George Whitman likes to say he is the illegitimate grandson of Walt Whitman. Nobody cares if it's true. It's a colourful legend of a colourful man who is carrying on the remarkable tradition of a bookstore that is a charming little bookstore and so much else... a library, a reading room, a coffee shop, a guest house, a salon, with its quaint "Blue Oyster Tea Room" and "Old Smoking Reading room". There are beds in several nooks where visitors can sit and read a book they cannot afford to buy. And there is a dry wishing well on a floor dark with age, in which a mound of coins gleam. It bears the sign: "Give what you can, take what you need".
George Whitman has modelled his shop on the original Shakespeare and Company, started in 1919 by a woman named Sylvia Beach, a bookstore that not only sold, but lent books to poor aspiring authors. Above all, it became the salon for the group of men and women in the 1920s that Gertrude Stein called the Lost Generation-James Joyce, Ernest Hemingway, Ezra Pound, Scott Fitzgerald. They drank wine, argued ceaselessly and wrote feverishly encouraged by Sylvia Beach, who published Ulysses when no publisher in Europe dared to. But during the German occupation of France in World War II, the Nazis closed down her bookstore. The Lost Generation in Paris disintegrated... going their different ways, losing themselves in authorship, alcohol or angst.
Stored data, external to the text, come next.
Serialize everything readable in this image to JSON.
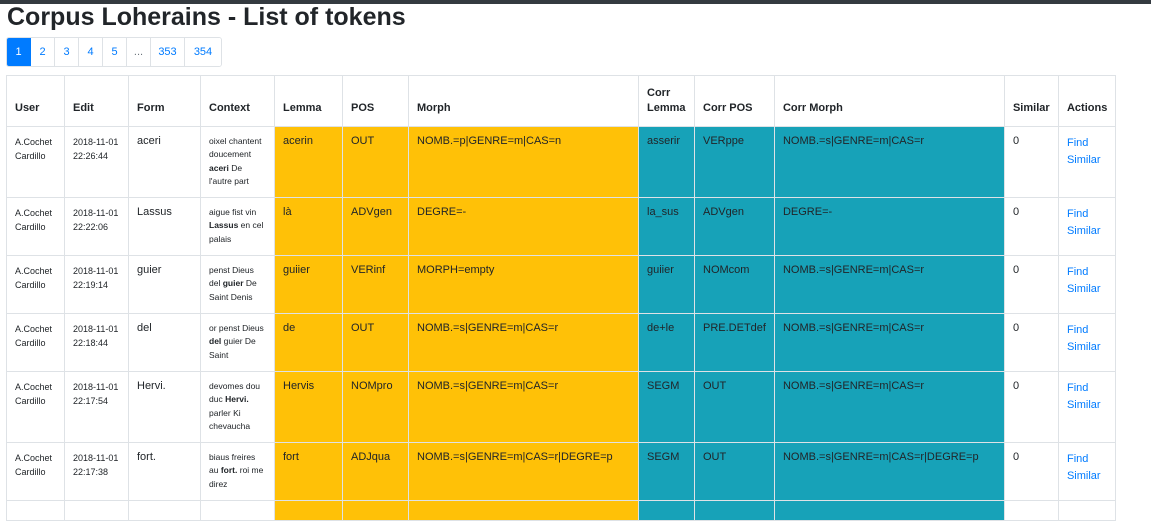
{
  "page": {
    "title": "Corpus Loherains - List of tokens"
  },
  "pagination": {
    "items": [
      {
        "label": "1",
        "active": true
      },
      {
        "label": "2"
      },
      {
        "label": "3"
      },
      {
        "label": "4"
      },
      {
        "label": "5"
      },
      {
        "label": "...",
        "disabled": true
      },
      {
        "label": "353"
      },
      {
        "label": "354"
      }
    ]
  },
  "table": {
    "headers": [
      "User",
      "Edit",
      "Form",
      "Context",
      "Lemma",
      "POS",
      "Morph",
      "Corr Lemma",
      "Corr POS",
      "Corr Morph",
      "Similar",
      "Actions"
    ],
    "action_find": "Find",
    "action_similar": "Similar",
    "rows": [
      {
        "user": [
          "A.Cochet",
          "Cardillo"
        ],
        "edit": [
          "2018-11-01",
          "22:26:44"
        ],
        "form": "aceri",
        "context": {
          "before": "oixel chantent doucement",
          "token": "aceri",
          "after": "De l'autre part"
        },
        "lemma": "acerin",
        "pos": "OUT",
        "morph": "NOMB.=p|GENRE=m|CAS=n",
        "corr_lemma": "asserir",
        "corr_pos": "VERppe",
        "corr_morph": "NOMB.=s|GENRE=m|CAS=r",
        "similar": "0"
      },
      {
        "user": [
          "A.Cochet",
          "Cardillo"
        ],
        "edit": [
          "2018-11-01",
          "22:22:06"
        ],
        "form": "Lassus",
        "context": {
          "before": "aigue fist vin",
          "token": "Lassus",
          "after": "en cel palais"
        },
        "lemma": "là",
        "pos": "ADVgen",
        "morph": "DEGRE=-",
        "corr_lemma": "la_sus",
        "corr_pos": "ADVgen",
        "corr_morph": "DEGRE=-",
        "similar": "0"
      },
      {
        "user": [
          "A.Cochet",
          "Cardillo"
        ],
        "edit": [
          "2018-11-01",
          "22:19:14"
        ],
        "form": "guier",
        "context": {
          "before": "penst Dieus del",
          "token": "guier",
          "after": "De Saint Denis"
        },
        "lemma": "guiier",
        "pos": "VERinf",
        "morph": "MORPH=empty",
        "corr_lemma": "guiier",
        "corr_pos": "NOMcom",
        "corr_morph": "NOMB.=s|GENRE=m|CAS=r",
        "similar": "0"
      },
      {
        "user": [
          "A.Cochet",
          "Cardillo"
        ],
        "edit": [
          "2018-11-01",
          "22:18:44"
        ],
        "form": "del",
        "context": {
          "before": "or penst Dieus",
          "token": "del",
          "after": "guier De Saint"
        },
        "lemma": "de",
        "pos": "OUT",
        "morph": "NOMB.=s|GENRE=m|CAS=r",
        "corr_lemma": "de+le",
        "corr_pos": "PRE.DETdef",
        "corr_morph": "NOMB.=s|GENRE=m|CAS=r",
        "similar": "0"
      },
      {
        "user": [
          "A.Cochet",
          "Cardillo"
        ],
        "edit": [
          "2018-11-01",
          "22:17:54"
        ],
        "form": "Hervi.",
        "context": {
          "before": "devomes dou duc",
          "token": "Hervi.",
          "after": "parler Ki chevaucha"
        },
        "lemma": "Hervis",
        "pos": "NOMpro",
        "morph": "NOMB.=s|GENRE=m|CAS=r",
        "corr_lemma": "SEGM",
        "corr_pos": "OUT",
        "corr_morph": "NOMB.=s|GENRE=m|CAS=r",
        "similar": "0"
      },
      {
        "user": [
          "A.Cochet",
          "Cardillo"
        ],
        "edit": [
          "2018-11-01",
          "22:17:38"
        ],
        "form": "fort.",
        "context": {
          "before": "biaus freires au",
          "token": "fort.",
          "after": "roi me direz"
        },
        "lemma": "fort",
        "pos": "ADJqua",
        "morph": "NOMB.=s|GENRE=m|CAS=r|DEGRE=p",
        "corr_lemma": "SEGM",
        "corr_pos": "OUT",
        "corr_morph": "NOMB.=s|GENRE=m|CAS=r|DEGRE=p",
        "similar": "0"
      }
    ]
  },
  "colors": {
    "lemma_bg": "#ffc107",
    "corr_bg": "#17a2b8",
    "active_page": "#007bff",
    "link": "#007bff"
  }
}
But then every Generation generates its own Lost Generation... perhaps not so brilliant, perhaps not so well-known. And they integrate in a loose, amorphous way on Sunday afternoons at Whitman's bookstore. They could be Anyone from Anywhere... students, musicians, authors, intellectuals, cranks who are Anonymous Champions of Free Spirit. They symbolise the immortal spirit that refuses to be chained by the trappings of Modern Life-by credit cards and mobile phones, by mean streets and fast tracks, by consumerism and globalisation. Free Spirit that has always illumined history, but in its present tense, must inevitably struggle for breath like a dandelion in the crack of a sidewalk-so vulnerable to the crush of Marching Modernity.
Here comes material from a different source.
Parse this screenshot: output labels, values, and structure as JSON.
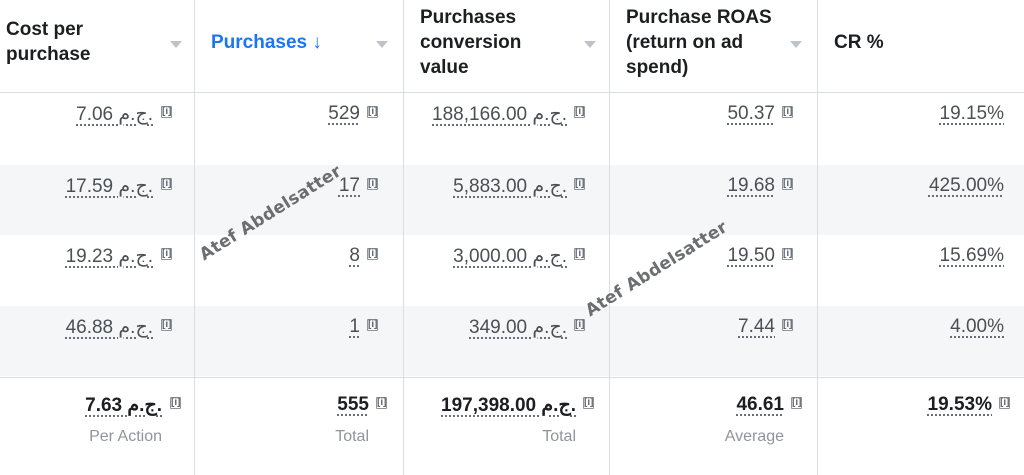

For these dandelions of today's Lost Generation, Whitman's bookstore is a garden and his Tumbleweed Hotel, a sanctuary. Above the bookstore, Whitman runs a 13-room hotel for free. Here he accommodates the young and aspiring, the homeless and penniless, the lost and yet driven souls of the world. His motto: "Be not inhospitable to strangers, lest they be angels in disguise." He may be charitable, but in his heart, he's a romantic. He describes his male guests as tumbleweeds drifting along his garden, but his female guests are angels in disguise. And he likes his angels with long hair and short skirts. Of course, he hates it if they ask him his age.
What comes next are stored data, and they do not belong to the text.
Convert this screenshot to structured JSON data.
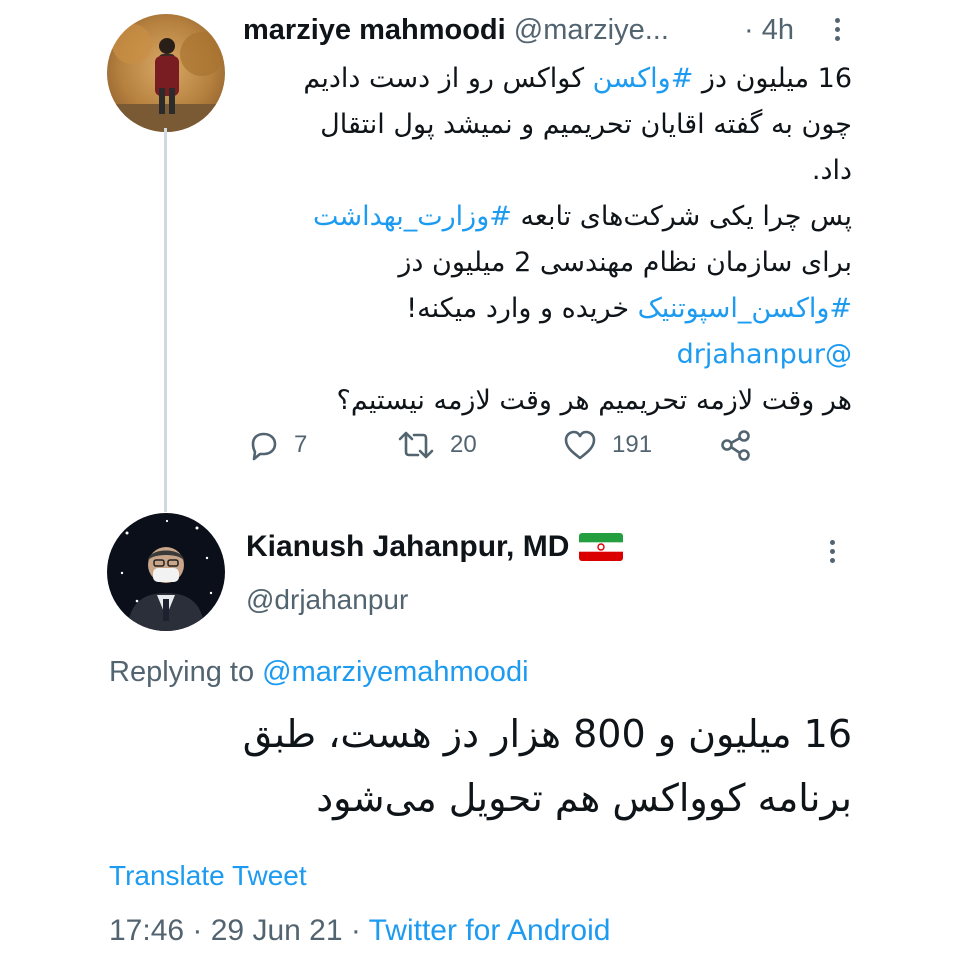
{
  "tweet1": {
    "author_name": "marziye mahmoodi",
    "author_handle": "@marziye...",
    "time_sep": "·",
    "time": "4h",
    "lines": [
      [
        {
          "t": "16 میلیون دز "
        },
        {
          "t": "#واکسن",
          "link": true
        },
        {
          "t": " کواکس رو از دست دادیم"
        }
      ],
      [
        {
          "t": "چون به گفته اقایان تحریمیم و نمیشد پول انتقال"
        }
      ],
      [
        {
          "t": "داد."
        }
      ],
      [
        {
          "t": "پس چرا یکی شرکت‌های تابعه "
        },
        {
          "t": "#وزارت_بهداشت",
          "link": true
        }
      ],
      [
        {
          "t": "برای سازمان نظام مهندسی 2 میلیون دز"
        }
      ],
      [
        {
          "t": "#واکسن_اسپوتنیک",
          "link": true
        },
        {
          "t": " خریده و وارد میکنه!"
        }
      ],
      [
        {
          "t": "@drjahanpur",
          "link": true
        }
      ],
      [
        {
          "t": "هر وقت لازمه تحریمیم هر وقت لازمه نیستیم؟"
        }
      ]
    ],
    "actions": {
      "reply_count": "7",
      "retweet_count": "20",
      "like_count": "191"
    }
  },
  "tweet2": {
    "author_name": "Kianush Jahanpur, MD",
    "author_handle": "@drjahanpur",
    "replying_label": "Replying to",
    "replying_handle": "@marziyemahmoodi",
    "lines": [
      "16 میلیون و 800 هزار دز هست، طبق",
      "برنامه کوواکس هم تحویل می‌شود"
    ],
    "translate_label": "Translate Tweet",
    "timestamp": "17:46 · 29 Jun 21 ·",
    "source": "Twitter for Android"
  },
  "colors": {
    "link": "#1d9bf0",
    "secondary": "#536471",
    "text": "#0f1419",
    "thread_line": "#cfd9de"
  },
  "icons": [
    "reply-icon",
    "retweet-icon",
    "like-icon",
    "share-icon",
    "more-icon",
    "iran-flag-icon"
  ]
}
Many tumbleweeds and angels who drifted through Whitman's life remained just that-tumbleweeds and angels in his mind. But some did move on to become famous-tumbleweeds like Allen Ginsberg, James Baldwin, Henry Miller and Lawrence Durrell. And some of them have returned to discuss their work with a younger generation of tumbleweeds and angels. But has he ever written anything himself? "Only love letters," he says with a twinkle in his eye.
He started a bookstore for one simple reason-he didn't think anyone would give him a job. And perhaps therein lies a lesson for our self-confessed alcoholic Vicky... who wandered into this bookstore after the customary visits to all the magnificent landmarks of Paris. And for all alcoholic and non-alcoholic visitors to this enchanting city of museums, a stroll into Shakespeare and Company is a nostalgic journey into a living museum... that will all too soon become a relic.